Pennsylvania has a key role to play. Its greenhouse gas emissions are globally significant. The Commonwealth would rank among the top 20 countries worldwide in carbon pollution. Reducing greenhouse gas emissions here would make a world of difference.

An economy-wide cap-and-trade program would allow Pennsylvania to take a market-based approach to climate change and carbon emission reductions.

This holistic solution would set a price on carbon with a declining cap on those emissions to achieve carbon neutrality by the middle of the century.

Last November,  the Clean Air Council submitted a rulemaking petition with a draft regulation to implement just such a policy. This is the comprehensive solution Pennsylvania needs.

Meanwhile, lawmakers will soon debate how to save Pennsylvania’s sizable nuclear industry. Three Mile Island is scheduled to close this year, followed by the Beaver Valley plant in 2021.

Operators claim they can no longer compete in the marketplace — unless taxpayers rescue them. Pennsylvanians have legitimate concerns about safety and waste, but nuclear energy is carbon-free.

We cannot replace nuclear energy with coal and natural gas, significant greenhouse gas emitters. State policy on nuclear power must emphasize the goal of a methodical, deliberate transition away from nuclear and fossil fuels to a safer, cleaner, and more economical energy system.

The Council’s cap-and-trade program would accomplish this by pricing carbon at a level that would expand renewable energy use while preserving Pennsylvania’s nuclear plants in the short term.

Smart nuclear policy must be accompanied by reductions in fossil fuel air pollution. Pennsylvania is the second-largest natural gas producing state in the country.

Rising production continues to increase emissions of methane, a potent greenhouse gas. Methane has 87 times the warming impact of carbon dioxide over a 20-year timeline and leaks at every stage along the gas supply chain. Independent, peer-reviewed studies show that methane emissions are nearly five times higher than what Pennsylvania operators self-report to the state.

Last December, the Pennsylvania Department of Environmental Protection finally unveiled its draft regulation to control emissions from existing natural gas facilities. However, the draft rule is modeled after 2016 federal guidelines focused on different pollutants and does not directly target methane.

This falls short. DEP has the legal authority to target methane and must do so.

The draft rule also includes an exemption for “low-producing” wells that would leave out a majority of existing Pennsylvania wells. We must not leave any opportunity to reduce greenhouse gas emissions on the table. A rule to reduce emissions from existing facilities must target methane and cover the facilities that actually exist.

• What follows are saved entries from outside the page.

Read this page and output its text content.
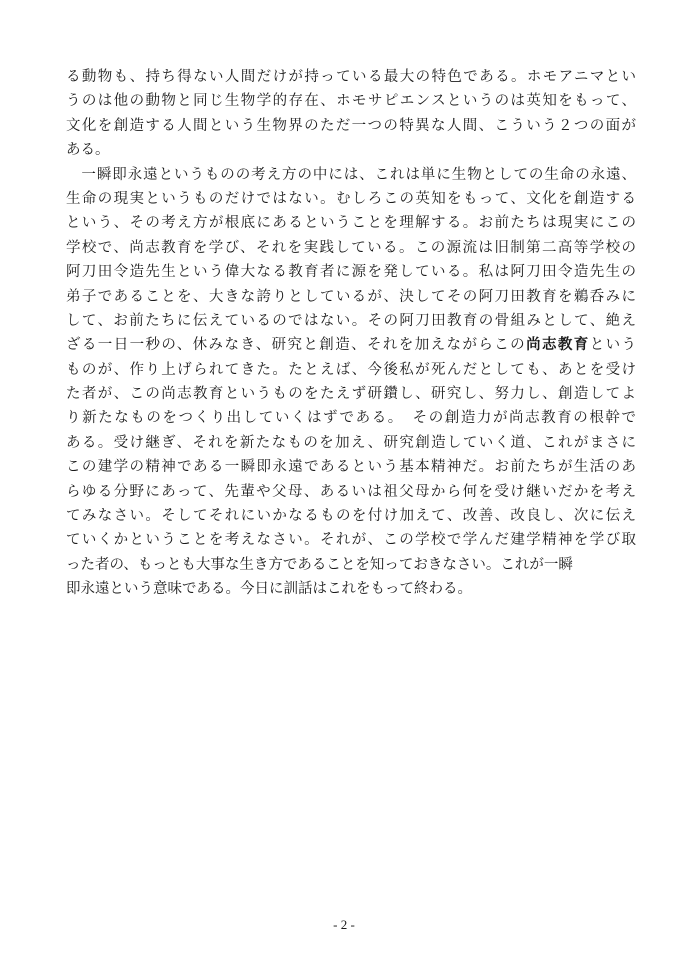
る動物も、持ち得ない人間だけが持っている最大の特色である。ホモアニマとい
うのは他の動物と同じ生物学的存在、ホモサピエンスというのは英知をもって、
文化を創造する人間という生物界のただ一つの特異な人間、こういう２つの面が
ある。
　一瞬即永遠というものの考え方の中には、これは単に生物としての生命の永遠、
生命の現実というものだけではない。むしろこの英知をもって、文化を創造する
という、その考え方が根底にあるということを理解する。お前たちは現実にこの
学校で、尚志教育を学び、それを実践している。この源流は旧制第二高等学校の
阿刀田令造先生という偉大なる教育者に源を発している。私は阿刀田令造先生の
弟子であることを、大きな誇りとしているが、決してその阿刀田教育を鵜呑みに
して、お前たちに伝えているのではない。その阿刀田教育の骨組みとして、絶え
ざる一日一秒の、休みなき、研究と創造、それを加えながらこの尚志教育という
ものが、作り上げられてきた。たとえば、今後私が死んだとしても、あとを受け
た者が、この尚志教育というものをたえず研鑽し、研究し、努力し、創造してよ
り新たなものをつくり出していくはずである。　その創造力が尚志教育の根幹で
ある。受け継ぎ、それを新たなものを加え、研究創造していく道、これがまさに
この建学の精神である一瞬即永遠であるという基本精神だ。お前たちが生活のあ
らゆる分野にあって、先輩や父母、あるいは祖父母から何を受け継いだかを考え
てみなさい。そしてそれにいかなるものを付け加えて、改善、改良し、次に伝え
ていくかということを考えなさい。それが、この学校で学んだ建学精神を学び取
った者の、もっとも大事な生き方であることを知っておきなさい。これが一瞬
即永遠という意味である。今日に訓話はこれをもって終わる。
- 2 -
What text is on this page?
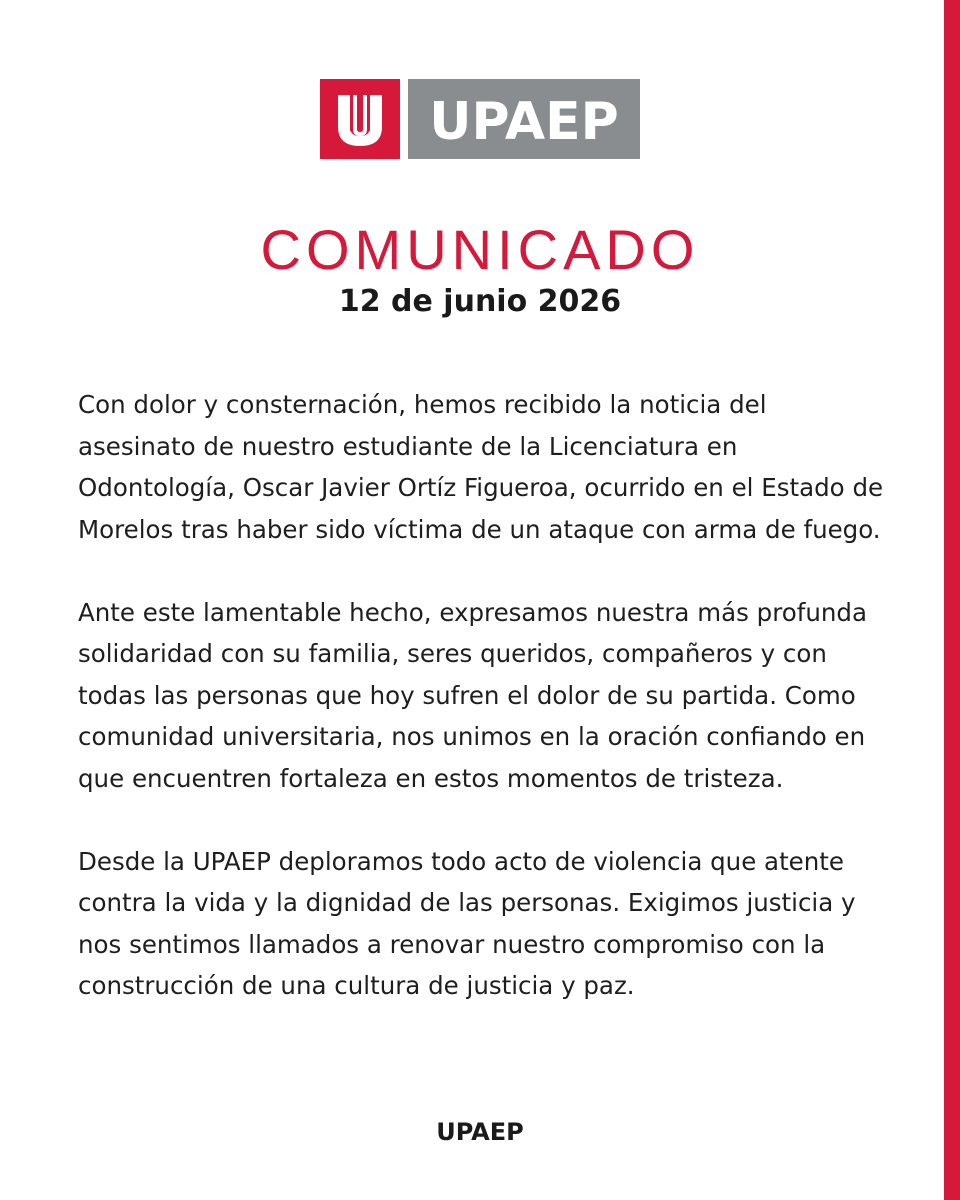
UPAEP
COMUNICADO
12 de junio 2026
Con dolor y consternación, hemos recibido la noticia del
asesinato de nuestro estudiante de la Licenciatura en
Odontología, Oscar Javier Ortíz Figueroa, ocurrido en el Estado de
Morelos tras haber sido víctima de un ataque con arma de fuego.
Ante este lamentable hecho, expresamos nuestra más profunda
solidaridad con su familia, seres queridos, compañeros y con
todas las personas que hoy sufren el dolor de su partida. Como
comunidad universitaria, nos unimos en la oración confiando en
que encuentren fortaleza en estos momentos de tristeza.
Desde la UPAEP deploramos todo acto de violencia que atente
contra la vida y la dignidad de las personas. Exigimos justicia y
nos sentimos llamados a renovar nuestro compromiso con la
construcción de una cultura de justicia y paz.
UPAEP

Furthermore, in January, Gov. Tom Wolf signed an executive order setting a goal for Pennsylvania to reduce its greenhouse gas emissions by 80 percent by 2050. However, it’s unclear how he can fulfill this pledge while actively promoting the natural gas industry.

His Restore PA infrastructure plan would lock Pennsylvania into fossil fuel dollars for decades to come. The evidence continues to mount: we cannot drill our way out of this climate crisis.

Wolf is in luck. The Council’s cap-and-trade petition would achieve his pledged emission reduction goals.

The path forward is clear. Pennsylvania needs nuclear policy that emphasizes a transition to clean energy. It needs to target methane in reducing emissions from existing natural gas sites. It needs a cap-and-trade program as the holistic solution that reduces emissions for future generations.

We must tackle these issues together as part of a coordinated response to the emergency facing our society and our Commonwealth. We must take comprehensive action, and we must do it without delay.

Joseph O. Minott is the executive director and chief counsel for the Clean Air Council. He writes from Philadelphia.